Ultrasound-induced focal adhesion formation is independent of the syndecan-4-PKCα signaling axis. MEFs transfected with a nontargeting control siRNA (A) or an siRNA specific to PKCα (C) or treated with 200 nm BIM throughout (E) were prespread on 50K for 2 h prior to stimulation with H/0 or ultrasound, followed by fixing and staining cells with vinculin (green) and actin (red). Bar, 5 μm. Focal adhesion area was quantified for 20 cells/condition using Image J software (B, D, F, and G). Error bars, S.E. RNAi and BIM results are representative of two and three independent experiments, respectively.

FIGURE 8.

Ultrasound and H/0 stimuli increase the persistence of cell migration.
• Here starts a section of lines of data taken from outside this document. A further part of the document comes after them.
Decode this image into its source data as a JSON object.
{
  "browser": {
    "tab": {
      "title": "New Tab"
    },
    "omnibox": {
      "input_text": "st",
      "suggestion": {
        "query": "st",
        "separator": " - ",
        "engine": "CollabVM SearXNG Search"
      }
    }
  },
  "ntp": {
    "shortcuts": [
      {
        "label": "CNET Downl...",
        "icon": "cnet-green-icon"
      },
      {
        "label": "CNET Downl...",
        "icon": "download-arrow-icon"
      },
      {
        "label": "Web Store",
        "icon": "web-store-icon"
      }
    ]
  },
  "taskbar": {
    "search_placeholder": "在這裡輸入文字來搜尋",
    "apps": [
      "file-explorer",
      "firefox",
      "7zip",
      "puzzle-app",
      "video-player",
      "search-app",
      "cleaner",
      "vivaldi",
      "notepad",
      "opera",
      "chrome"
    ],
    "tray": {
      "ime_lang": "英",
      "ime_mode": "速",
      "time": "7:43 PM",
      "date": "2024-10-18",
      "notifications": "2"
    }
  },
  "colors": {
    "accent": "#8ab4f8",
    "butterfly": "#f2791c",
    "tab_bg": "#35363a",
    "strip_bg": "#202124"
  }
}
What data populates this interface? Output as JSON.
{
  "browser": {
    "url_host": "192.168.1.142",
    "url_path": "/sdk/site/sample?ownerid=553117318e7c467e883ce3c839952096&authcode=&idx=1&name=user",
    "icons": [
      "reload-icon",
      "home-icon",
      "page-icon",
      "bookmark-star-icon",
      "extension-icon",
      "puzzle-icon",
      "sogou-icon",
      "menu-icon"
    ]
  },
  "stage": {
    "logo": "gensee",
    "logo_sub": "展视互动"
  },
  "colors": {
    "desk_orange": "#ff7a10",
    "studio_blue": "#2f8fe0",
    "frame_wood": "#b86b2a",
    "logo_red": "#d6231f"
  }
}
MEFs were spread in the absence of serum on 50K for 1.5 h before the addition of H/0 or stimulation with ultrasound for 20 min. Migration was filmed for 12 h and tracked using ImageJ software. A, speed of migration. B, persistence of migration calculated by dividing linear displacement of a cell by total distance migrated. C, representative migration tracks. Bar, 200 μm. Error bars, S.E. of 50 different cells. Asterisks indicate a significant difference in persistence (^*) (p < 0.05).